What I realized, however, was something I knew already: the fears of childhood have a hideous persistence Writing is an act of self-hypnosis, and in that state a kind of total emotional recall often takes place and terrors which should have been long dead start to walk and talk again.
As I worked on this story, that began to happen to me. I knew, going in, that I had loved the library as a kid—why not? It was the only place a relatively poor kid like me could get all the books he wanted—but as I continued to write, I became reacquainted with a deeper truth: I had also feared it. I feared becoming lost in the dark stacks, I feared being forgotten in a dark comer of the reading room and ending up locked in for the night, I feared the old librarian with the blue hair and the cat’s-eye glasses and the almost lipless mouth who would pinch the backs of your hands with her long, pale fingers and hiss “Shhhh!” if you forgot where you were and started to talk too loud. And yes, I feared the Library Police.

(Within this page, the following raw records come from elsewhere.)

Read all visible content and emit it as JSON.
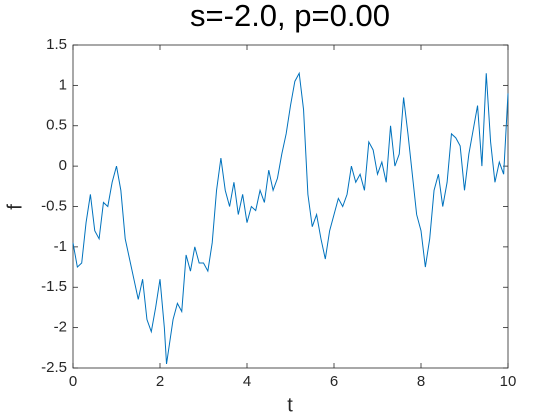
{
  "chart_data": {
    "type": "line",
    "title": "s=-2.0, p=0.00",
    "x_label": "t",
    "y_label": "f",
    "x": [
      0,
      0.1,
      0.2,
      0.3,
      0.4,
      0.5,
      0.6,
      0.7,
      0.8,
      0.9,
      1.0,
      1.1,
      1.2,
      1.3,
      1.4,
      1.5,
      1.6,
      1.7,
      1.8,
      1.9,
      2.0,
      2.1,
      2.15,
      2.3,
      2.4,
      2.5,
      2.6,
      2.7,
      2.8,
      2.9,
      3.0,
      3.1,
      3.2,
      3.3,
      3.4,
      3.5,
      3.6,
      3.7,
      3.8,
      3.9,
      4.0,
      4.1,
      4.2,
      4.3,
      4.4,
      4.5,
      4.6,
      4.7,
      4.8,
      4.9,
      5.0,
      5.1,
      5.2,
      5.3,
      5.4,
      5.5,
      5.6,
      5.7,
      5.8,
      5.9,
      6.0,
      6.1,
      6.2,
      6.3,
      6.4,
      6.5,
      6.6,
      6.7,
      6.8,
      6.9,
      7.0,
      7.1,
      7.2,
      7.3,
      7.4,
      7.5,
      7.6,
      7.7,
      7.8,
      7.9,
      8.0,
      8.1,
      8.2,
      8.3,
      8.4,
      8.5,
      8.6,
      8.7,
      8.8,
      8.9,
      9.0,
      9.1,
      9.2,
      9.3,
      9.4,
      9.5,
      9.6,
      9.7,
      9.8,
      9.9,
      10.0
    ],
    "series": [
      {
        "name": "f",
        "color": "#0072bd",
        "values": [
          -0.95,
          -1.25,
          -1.2,
          -0.7,
          -0.35,
          -0.8,
          -0.9,
          -0.45,
          -0.5,
          -0.2,
          0.0,
          -0.3,
          -0.9,
          -1.15,
          -1.4,
          -1.65,
          -1.4,
          -1.9,
          -2.05,
          -1.75,
          -1.4,
          -2.0,
          -2.45,
          -1.9,
          -1.7,
          -1.8,
          -1.1,
          -1.3,
          -1.0,
          -1.2,
          -1.2,
          -1.3,
          -0.95,
          -0.3,
          0.1,
          -0.3,
          -0.5,
          -0.2,
          -0.6,
          -0.35,
          -0.7,
          -0.5,
          -0.55,
          -0.3,
          -0.45,
          -0.05,
          -0.3,
          -0.15,
          0.15,
          0.4,
          0.75,
          1.05,
          1.15,
          0.7,
          -0.35,
          -0.75,
          -0.6,
          -0.9,
          -1.15,
          -0.8,
          -0.6,
          -0.4,
          -0.5,
          -0.35,
          0.0,
          -0.2,
          -0.1,
          -0.3,
          0.3,
          0.2,
          -0.1,
          0.05,
          -0.2,
          0.5,
          0.0,
          0.15,
          0.85,
          0.4,
          -0.1,
          -0.6,
          -0.8,
          -1.25,
          -0.9,
          -0.3,
          -0.1,
          -0.5,
          -0.2,
          0.4,
          0.35,
          0.25,
          -0.3,
          0.15,
          0.45,
          0.75,
          0.0,
          1.15,
          0.3,
          -0.2,
          0.05,
          -0.1,
          0.9
        ]
      }
    ],
    "xlim": [
      0,
      10
    ],
    "xticks": [
      0,
      2,
      4,
      6,
      8,
      10
    ],
    "ylim": [
      -2.5,
      1.5
    ],
    "yticks": [
      -2.5,
      -2,
      -1.5,
      -1,
      -0.5,
      0,
      0.5,
      1,
      1.5
    ],
    "grid": false
  }
}
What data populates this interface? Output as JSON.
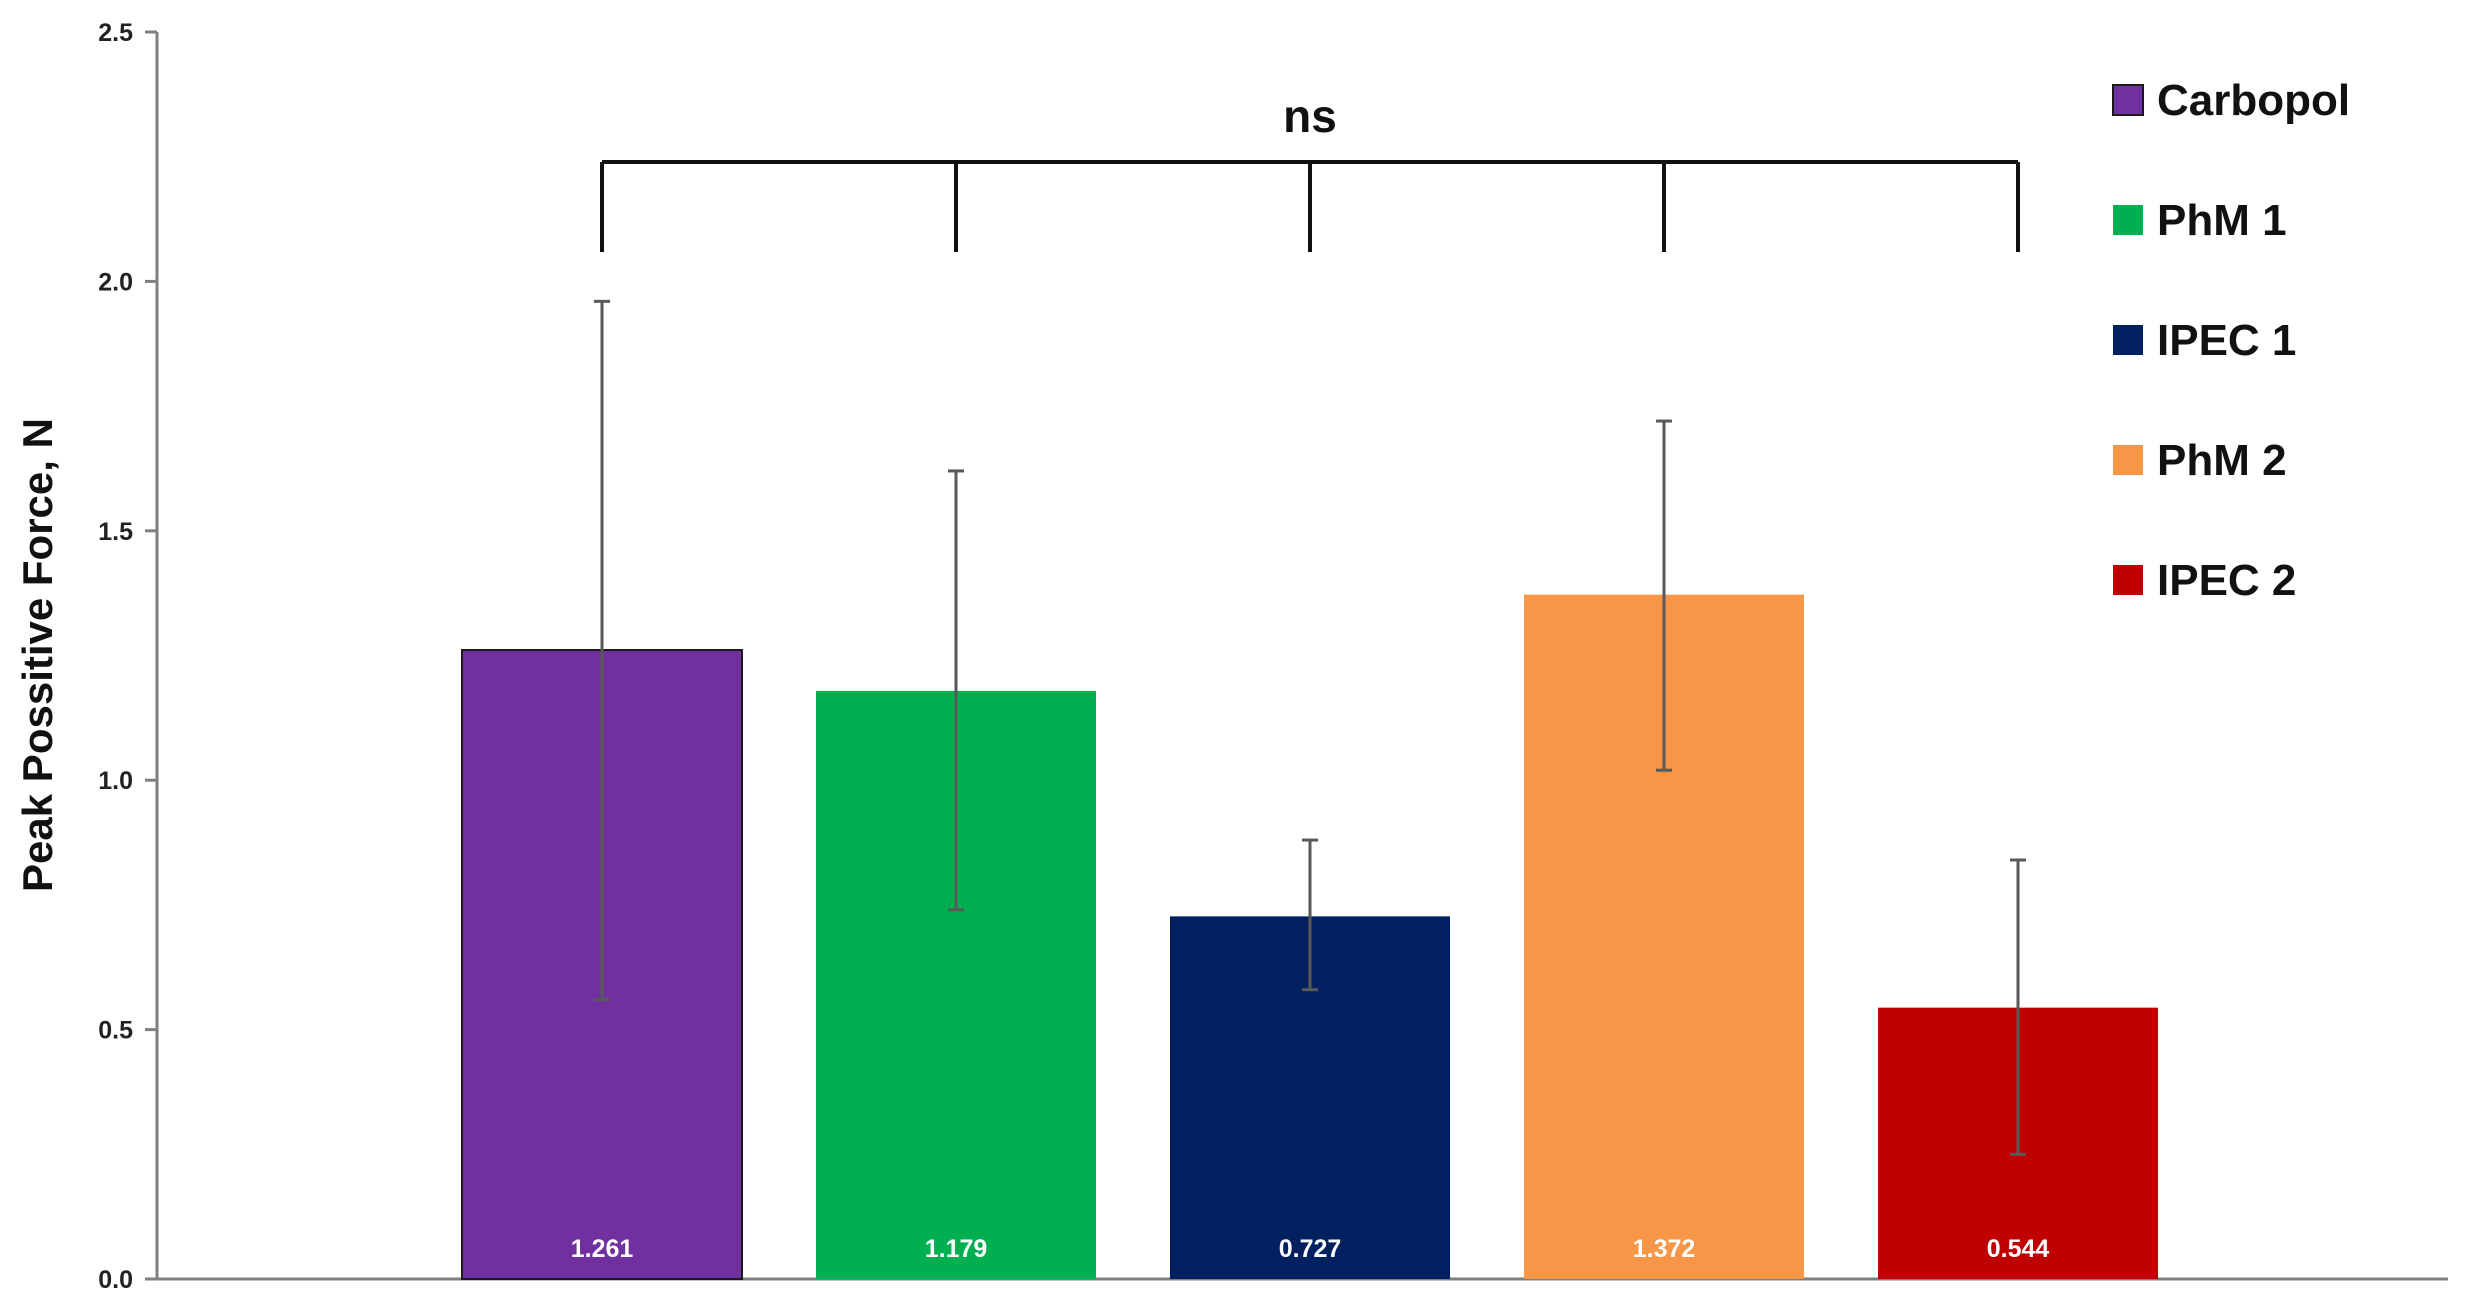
{
  "chart_data": {
    "type": "bar",
    "title": "",
    "xlabel": "",
    "ylabel": "Peak Possitive Force, N",
    "ylim": [
      0,
      2.5
    ],
    "yticks": [
      "0.0",
      "0.5",
      "1.0",
      "1.5",
      "2.0",
      "2.5"
    ],
    "grid": false,
    "legend_position": "right",
    "categories": [
      "Carbopol",
      "PhM 1",
      "IPEC 1",
      "PhM 2",
      "IPEC 2"
    ],
    "values": [
      1.261,
      1.179,
      0.727,
      1.372,
      0.544
    ],
    "value_labels": [
      "1.261",
      "1.179",
      "0.727",
      "1.372",
      "0.544"
    ],
    "error_upper": [
      1.96,
      1.62,
      0.88,
      1.72,
      0.84
    ],
    "error_lower": [
      0.56,
      0.74,
      0.58,
      1.02,
      0.25
    ],
    "colors": [
      "#7030a0",
      "#00b050",
      "#002060",
      "#f79646",
      "#c00000"
    ],
    "significance": {
      "label": "ns"
    },
    "legend": [
      {
        "label": "Carbopol",
        "color": "#7030a0"
      },
      {
        "label": "PhM 1",
        "color": "#00b050"
      },
      {
        "label": "IPEC 1",
        "color": "#002060"
      },
      {
        "label": "PhM 2",
        "color": "#f79646"
      },
      {
        "label": "IPEC 2",
        "color": "#c00000"
      }
    ]
  }
}
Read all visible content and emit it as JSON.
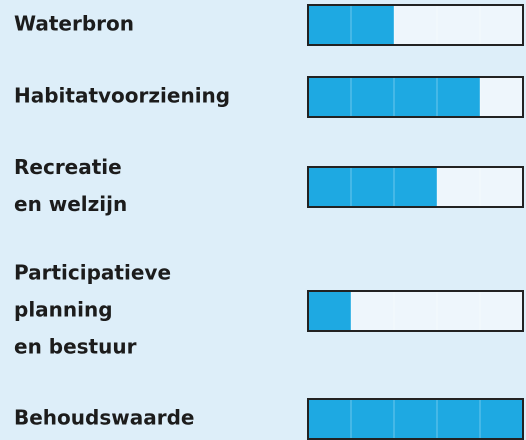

What happened with a much longer work, a novel called Christine, began to happen here. About thirty pages in, the humor began to go out of the situation. And about fifty pages in, the whole story took a screaming left turn into the dark places I have travelled so often and which I still know so little about. Eventually I found the guy I was looking for, and managed to raise my head enough to look into his merciless silver eyes. I have tried to bring back a sketch of him for you, Constant Reader, but it may not be very good.
My hands were trembling quite badly when I made it, you see.